At the time I wrote this post, I thought I had Aspergers. I don’t. But I still think this is good advice if you do or even if you don’t. It could get you out of a lot of awkward situations.
Most neurotypicals don’t get Aspies. Although there’s a certain cachet now for Aspies on the Internet (because so many of us feel more at home online than in the real world), in the neurotypical world, we’re still socially awkward oddballs who don’t fit in.
I noticed if I say nothing about having this disorder, people tend to treat me like I’m stupid, snobbish, or annoying, or sometimes all three! As Rodney Dangerfield (who probably didn’t have Aspergers) used to say, “I can’t get no respect!”
On top of my Aspergers, I’m also avoidant — AND I have hearing issues. As a child, I had a lot of ear infections so I have only 10-20% hearing in my left ear. My Avoidant personality and hearing deficit both tend to exacerbate my Aspie traits, so when it comes to being able to interact normally in a social setting, I just plain suck at it. I usually just stay quiet but people still think I’m probably a cold and unfriendly person, if not stupid.
I found a sort of solution to this problem, and found that it does improve the way people treat me. It’s a very simple solution. I TELL people I have Aspergers (and hearing problems). No further explanation is generally required. If they know in advance that my brain is differently wired and keeps me from reading social cues well and that I also don’t hear very well (from my left side), then they tend to be more patient and become less annoyed at me for asking them to repeat things, saying something awkward, or saying nothing at all.

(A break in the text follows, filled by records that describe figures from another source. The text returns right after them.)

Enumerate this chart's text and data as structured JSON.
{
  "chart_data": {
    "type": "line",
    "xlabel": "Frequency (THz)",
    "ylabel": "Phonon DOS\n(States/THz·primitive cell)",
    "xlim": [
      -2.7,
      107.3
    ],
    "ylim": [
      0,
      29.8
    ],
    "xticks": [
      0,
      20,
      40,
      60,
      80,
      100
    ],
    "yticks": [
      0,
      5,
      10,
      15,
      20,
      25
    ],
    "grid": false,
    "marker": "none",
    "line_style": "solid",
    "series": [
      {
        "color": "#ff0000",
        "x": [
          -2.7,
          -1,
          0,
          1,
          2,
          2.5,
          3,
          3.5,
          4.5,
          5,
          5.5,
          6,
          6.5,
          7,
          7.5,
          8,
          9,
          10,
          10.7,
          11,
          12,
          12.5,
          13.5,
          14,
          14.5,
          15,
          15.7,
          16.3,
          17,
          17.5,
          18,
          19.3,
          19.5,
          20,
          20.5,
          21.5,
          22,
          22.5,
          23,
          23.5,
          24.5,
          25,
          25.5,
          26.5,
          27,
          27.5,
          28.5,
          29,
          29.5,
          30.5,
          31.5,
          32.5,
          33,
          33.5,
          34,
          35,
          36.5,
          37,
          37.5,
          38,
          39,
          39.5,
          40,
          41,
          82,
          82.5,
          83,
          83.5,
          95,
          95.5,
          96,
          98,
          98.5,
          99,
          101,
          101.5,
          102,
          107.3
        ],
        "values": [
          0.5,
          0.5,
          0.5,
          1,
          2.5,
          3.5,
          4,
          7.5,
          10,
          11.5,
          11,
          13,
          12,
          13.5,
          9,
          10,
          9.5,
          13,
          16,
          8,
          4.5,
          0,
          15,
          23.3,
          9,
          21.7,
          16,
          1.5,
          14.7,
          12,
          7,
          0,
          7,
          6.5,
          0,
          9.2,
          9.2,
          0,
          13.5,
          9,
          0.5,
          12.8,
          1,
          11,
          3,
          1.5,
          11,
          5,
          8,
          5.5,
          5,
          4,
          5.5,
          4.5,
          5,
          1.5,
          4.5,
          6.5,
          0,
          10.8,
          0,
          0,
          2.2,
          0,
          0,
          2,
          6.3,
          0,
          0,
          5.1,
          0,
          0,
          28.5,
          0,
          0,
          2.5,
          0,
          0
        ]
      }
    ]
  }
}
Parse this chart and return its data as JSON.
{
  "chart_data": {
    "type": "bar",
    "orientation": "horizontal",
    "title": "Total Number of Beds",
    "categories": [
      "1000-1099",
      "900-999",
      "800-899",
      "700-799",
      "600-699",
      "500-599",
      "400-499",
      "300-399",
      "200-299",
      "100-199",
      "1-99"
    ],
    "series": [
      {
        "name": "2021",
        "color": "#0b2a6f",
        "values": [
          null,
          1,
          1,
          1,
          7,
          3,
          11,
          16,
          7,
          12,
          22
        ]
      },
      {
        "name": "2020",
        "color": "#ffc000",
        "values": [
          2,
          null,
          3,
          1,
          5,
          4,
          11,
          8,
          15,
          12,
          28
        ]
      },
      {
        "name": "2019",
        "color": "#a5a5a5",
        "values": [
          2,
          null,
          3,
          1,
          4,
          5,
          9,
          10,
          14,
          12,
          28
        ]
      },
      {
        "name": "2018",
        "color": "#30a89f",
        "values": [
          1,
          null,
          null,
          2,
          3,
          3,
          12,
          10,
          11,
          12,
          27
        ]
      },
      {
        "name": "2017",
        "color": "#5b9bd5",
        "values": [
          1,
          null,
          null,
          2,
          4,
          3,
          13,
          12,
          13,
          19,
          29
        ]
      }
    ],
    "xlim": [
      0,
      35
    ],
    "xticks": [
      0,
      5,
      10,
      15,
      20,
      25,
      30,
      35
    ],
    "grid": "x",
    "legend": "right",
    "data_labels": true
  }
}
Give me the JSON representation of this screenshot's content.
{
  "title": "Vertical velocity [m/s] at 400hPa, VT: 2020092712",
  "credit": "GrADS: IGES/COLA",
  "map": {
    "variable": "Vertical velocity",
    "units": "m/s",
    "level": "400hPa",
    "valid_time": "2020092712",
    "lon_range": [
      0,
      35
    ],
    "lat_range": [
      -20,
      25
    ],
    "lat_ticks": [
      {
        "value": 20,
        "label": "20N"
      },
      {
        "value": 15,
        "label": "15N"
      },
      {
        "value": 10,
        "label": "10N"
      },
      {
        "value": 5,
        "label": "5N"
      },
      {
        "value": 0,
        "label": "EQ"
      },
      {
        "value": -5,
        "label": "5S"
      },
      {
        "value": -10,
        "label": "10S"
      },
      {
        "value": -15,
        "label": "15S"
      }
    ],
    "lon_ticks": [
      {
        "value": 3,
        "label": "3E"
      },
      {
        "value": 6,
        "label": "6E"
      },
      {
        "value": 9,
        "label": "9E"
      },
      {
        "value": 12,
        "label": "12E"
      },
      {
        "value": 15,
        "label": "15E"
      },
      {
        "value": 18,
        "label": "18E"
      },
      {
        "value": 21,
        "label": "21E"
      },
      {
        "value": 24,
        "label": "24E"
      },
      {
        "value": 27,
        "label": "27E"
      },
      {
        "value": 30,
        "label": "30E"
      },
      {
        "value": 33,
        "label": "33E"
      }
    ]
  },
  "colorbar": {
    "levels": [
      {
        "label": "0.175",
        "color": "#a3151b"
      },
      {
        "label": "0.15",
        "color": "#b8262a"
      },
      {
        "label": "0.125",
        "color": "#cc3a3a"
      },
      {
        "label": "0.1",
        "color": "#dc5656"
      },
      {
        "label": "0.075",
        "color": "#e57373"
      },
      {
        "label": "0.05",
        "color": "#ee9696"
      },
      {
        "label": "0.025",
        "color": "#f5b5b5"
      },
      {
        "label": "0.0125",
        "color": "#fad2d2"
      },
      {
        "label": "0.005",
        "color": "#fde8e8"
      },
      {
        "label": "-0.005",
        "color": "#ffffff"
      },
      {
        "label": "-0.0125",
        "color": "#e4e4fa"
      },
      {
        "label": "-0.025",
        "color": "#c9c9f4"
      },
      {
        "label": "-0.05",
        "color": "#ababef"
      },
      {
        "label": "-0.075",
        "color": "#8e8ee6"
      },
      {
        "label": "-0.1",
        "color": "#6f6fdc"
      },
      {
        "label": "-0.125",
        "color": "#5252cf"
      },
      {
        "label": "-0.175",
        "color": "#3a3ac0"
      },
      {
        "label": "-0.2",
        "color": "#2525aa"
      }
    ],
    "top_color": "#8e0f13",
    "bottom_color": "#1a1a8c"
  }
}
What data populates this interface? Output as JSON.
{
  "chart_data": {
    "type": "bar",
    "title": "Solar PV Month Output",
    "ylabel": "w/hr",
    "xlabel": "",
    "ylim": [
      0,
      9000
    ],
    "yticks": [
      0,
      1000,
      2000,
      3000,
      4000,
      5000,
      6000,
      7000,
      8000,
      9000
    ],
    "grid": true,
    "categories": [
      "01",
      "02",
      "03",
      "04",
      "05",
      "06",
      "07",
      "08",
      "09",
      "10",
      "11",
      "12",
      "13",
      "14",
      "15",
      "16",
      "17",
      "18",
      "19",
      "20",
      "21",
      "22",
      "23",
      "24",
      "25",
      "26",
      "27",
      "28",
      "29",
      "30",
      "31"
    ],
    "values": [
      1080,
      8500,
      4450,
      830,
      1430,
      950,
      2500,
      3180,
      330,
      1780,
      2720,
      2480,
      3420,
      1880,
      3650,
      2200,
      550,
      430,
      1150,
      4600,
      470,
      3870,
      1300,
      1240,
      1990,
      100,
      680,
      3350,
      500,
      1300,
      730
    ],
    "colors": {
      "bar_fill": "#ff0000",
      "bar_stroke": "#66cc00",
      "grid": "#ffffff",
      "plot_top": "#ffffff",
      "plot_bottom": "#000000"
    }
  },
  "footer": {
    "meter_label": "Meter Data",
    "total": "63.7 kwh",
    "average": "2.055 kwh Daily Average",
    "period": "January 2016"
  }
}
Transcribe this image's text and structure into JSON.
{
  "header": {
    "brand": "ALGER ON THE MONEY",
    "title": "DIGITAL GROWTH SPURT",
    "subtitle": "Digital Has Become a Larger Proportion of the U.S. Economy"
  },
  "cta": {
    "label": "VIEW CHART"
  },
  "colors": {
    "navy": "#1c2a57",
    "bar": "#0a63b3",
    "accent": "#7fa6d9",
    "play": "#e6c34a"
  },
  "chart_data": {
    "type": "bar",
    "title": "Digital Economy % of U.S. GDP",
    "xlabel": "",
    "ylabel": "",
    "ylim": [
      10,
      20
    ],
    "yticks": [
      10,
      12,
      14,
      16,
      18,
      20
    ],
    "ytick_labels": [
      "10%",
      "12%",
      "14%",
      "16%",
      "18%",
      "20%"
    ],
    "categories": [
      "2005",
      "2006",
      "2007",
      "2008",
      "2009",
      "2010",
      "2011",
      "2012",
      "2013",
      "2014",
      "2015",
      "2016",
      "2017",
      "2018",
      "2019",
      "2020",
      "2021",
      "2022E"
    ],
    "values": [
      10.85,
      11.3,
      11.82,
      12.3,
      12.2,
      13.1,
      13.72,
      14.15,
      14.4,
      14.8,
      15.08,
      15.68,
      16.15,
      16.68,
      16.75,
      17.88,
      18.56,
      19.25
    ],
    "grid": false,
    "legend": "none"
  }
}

At first it embarrassed me to tell near-strangers that I have a
mental disorder differently wired brain (I don’t tell them about the Avoidant PD–it’s not necessary and no one know what it is anyway), but it’s a lot less embarrassing than being thought of as an idiot, a snob, or an annoying person. Doing this gets easier over time. Now, telling someone I barely know I have Aspergers and can’t hear well out of my left ear feels no weirder than telling them I don’t care for shellfish. And it’s usually met with a knowing “Ah, okay then.”
There’s an additional benefit too. If someone doesn’t know much about what Aspergers is, it gives me the opportunity to tell them. Since it’s something I know a lot about, and I like to talk about psychology anyway, telling people I have Aspergers acts as a sort of icebreaker. It disarms them, and sometimes they share something personal with me.